Energy companies have hired or promoted a spate of new CEOs, with a dozen or more new incumbents or openings in the upstream sector alone. What compensation and governance trends might this concentrated wave of new leadership create over the next few years? – Here are five possibilities.

  1. Homogenization? It appears that the new wave of CEOs may be paid within a narrower range across their peers, and through programs that look increasingly similar. Many of the recently departed CEOs were some of the highest paid, and in some cases their boards were under pressure to bring the new CEO’s compensation within a closer range of industry peers. Three years of Say on Pay have already produced nearly identical long-term incentive programs across companies that before had different approaches driven by their prior leaders. The new CEOs may be challenged to differentiate their compensation programs among peers.

  2. New ways to pay bonuses? The biggest criticism levied against oil and gas companies this past proxy season concerned how companies paid bonuses – with proxy advisors looking for more objectivity and less subjectivity. A new CEO, especially one from the outside, may feel less tied to a company’s past practice when it comes to the difficult task of measuring short-term performance in a long-term business like oil and gas. The new CEO class may more quickly usher in new metrics, a new evaluation process, or new expectations for the role of bonuses in their companies.

  3. Senior executive attrition?

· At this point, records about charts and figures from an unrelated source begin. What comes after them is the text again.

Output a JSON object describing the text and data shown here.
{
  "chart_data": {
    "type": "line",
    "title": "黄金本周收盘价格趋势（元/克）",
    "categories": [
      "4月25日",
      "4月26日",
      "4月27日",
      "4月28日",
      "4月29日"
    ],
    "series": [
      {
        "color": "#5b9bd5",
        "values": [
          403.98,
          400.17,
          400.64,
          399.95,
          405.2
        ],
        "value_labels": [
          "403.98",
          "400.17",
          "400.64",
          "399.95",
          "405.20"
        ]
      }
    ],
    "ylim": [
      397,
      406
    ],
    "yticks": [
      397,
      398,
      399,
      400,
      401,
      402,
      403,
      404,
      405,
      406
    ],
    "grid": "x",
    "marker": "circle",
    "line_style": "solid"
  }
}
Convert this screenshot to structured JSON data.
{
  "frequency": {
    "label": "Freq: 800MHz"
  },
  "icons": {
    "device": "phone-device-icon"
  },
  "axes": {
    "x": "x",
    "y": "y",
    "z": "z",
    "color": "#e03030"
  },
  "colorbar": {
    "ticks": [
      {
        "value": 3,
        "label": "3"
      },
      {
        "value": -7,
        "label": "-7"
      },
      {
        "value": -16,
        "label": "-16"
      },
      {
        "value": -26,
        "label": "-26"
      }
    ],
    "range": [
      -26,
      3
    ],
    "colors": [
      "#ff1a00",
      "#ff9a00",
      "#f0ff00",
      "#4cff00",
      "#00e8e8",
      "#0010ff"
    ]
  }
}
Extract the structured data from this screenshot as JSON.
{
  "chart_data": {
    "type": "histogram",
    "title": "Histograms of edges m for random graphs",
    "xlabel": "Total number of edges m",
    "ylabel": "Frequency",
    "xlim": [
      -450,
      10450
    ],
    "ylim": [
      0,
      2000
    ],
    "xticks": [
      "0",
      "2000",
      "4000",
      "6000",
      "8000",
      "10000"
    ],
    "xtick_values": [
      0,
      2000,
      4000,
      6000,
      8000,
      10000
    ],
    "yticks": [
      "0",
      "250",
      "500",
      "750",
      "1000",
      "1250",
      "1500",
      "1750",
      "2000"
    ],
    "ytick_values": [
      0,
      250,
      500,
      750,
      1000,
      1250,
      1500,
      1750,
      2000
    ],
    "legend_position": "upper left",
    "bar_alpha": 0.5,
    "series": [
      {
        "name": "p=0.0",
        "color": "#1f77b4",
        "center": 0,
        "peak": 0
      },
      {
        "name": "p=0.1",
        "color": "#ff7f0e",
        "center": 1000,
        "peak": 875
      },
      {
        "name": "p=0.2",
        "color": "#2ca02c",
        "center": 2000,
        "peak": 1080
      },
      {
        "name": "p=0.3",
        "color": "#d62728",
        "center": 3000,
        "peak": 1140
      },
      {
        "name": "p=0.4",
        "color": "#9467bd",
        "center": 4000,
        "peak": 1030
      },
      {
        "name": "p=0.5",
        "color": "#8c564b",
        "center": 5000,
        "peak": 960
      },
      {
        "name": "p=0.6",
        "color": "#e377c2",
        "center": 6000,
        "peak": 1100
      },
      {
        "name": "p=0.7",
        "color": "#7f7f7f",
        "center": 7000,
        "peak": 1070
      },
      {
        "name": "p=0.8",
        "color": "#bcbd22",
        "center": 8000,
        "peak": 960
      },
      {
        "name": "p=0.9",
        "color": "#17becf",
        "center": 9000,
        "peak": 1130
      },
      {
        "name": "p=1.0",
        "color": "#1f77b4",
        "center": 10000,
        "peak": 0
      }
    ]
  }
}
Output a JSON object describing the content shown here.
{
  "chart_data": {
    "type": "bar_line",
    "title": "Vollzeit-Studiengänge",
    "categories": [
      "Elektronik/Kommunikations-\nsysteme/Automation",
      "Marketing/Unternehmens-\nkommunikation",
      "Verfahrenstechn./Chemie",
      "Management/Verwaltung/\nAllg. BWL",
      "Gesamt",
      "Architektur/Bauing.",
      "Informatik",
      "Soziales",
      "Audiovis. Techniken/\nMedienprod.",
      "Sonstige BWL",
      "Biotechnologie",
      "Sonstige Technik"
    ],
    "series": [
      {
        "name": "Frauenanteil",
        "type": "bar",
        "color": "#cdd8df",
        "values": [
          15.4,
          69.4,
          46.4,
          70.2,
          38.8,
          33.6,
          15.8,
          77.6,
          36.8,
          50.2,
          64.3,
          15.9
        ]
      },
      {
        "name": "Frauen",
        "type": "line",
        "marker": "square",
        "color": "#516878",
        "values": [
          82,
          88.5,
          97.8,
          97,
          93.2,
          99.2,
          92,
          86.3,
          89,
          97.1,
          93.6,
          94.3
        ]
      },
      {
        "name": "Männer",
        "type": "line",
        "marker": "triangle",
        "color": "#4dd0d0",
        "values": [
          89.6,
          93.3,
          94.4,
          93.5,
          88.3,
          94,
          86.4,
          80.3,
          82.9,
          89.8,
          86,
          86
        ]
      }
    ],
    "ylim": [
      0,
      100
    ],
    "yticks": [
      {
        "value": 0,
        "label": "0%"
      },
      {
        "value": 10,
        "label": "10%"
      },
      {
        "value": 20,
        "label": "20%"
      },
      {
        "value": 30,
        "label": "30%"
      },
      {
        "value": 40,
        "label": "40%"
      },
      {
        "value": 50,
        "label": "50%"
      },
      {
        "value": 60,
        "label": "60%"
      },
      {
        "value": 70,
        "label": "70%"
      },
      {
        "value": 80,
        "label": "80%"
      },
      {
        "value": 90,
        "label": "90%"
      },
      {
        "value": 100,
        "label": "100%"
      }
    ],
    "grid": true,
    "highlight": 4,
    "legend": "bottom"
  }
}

New leaders often swap out players on their team. Energy companies have invested heavily in retention-based awards, which have largely been successful in keeping leadership teams stable. A rise in senior executive job openings may put certain of these retention awards to the test.

  4. Sustained separation of Board Chairman and CEO roles? Energy companies have yet to broadly embrace separating these roles on a sustained basis. Several have announced at least an interim separation as part of their leadership transition. The governance environment may make it difficult to recombine the roles in the future, possibly creating a new sustained standard for the industry.

  5. The end of excise tax gross-ups? Nearly every oil and gas company has either removed or frozen eligibility for excise tax gross-up benefits (for certain severance payments following a merger or sale). None of the externally hired CEOs will likely be eligible for gross-up benefits. As a result, companies and boards may find it difficult to keep gross-ups for a subset of executives when a new CEO “leads by example” by not having the provision.

Whether these trends happen or not, it’s no bold prediction to say we’ll look back on these past eighteen months as an important era of change in the energy industry.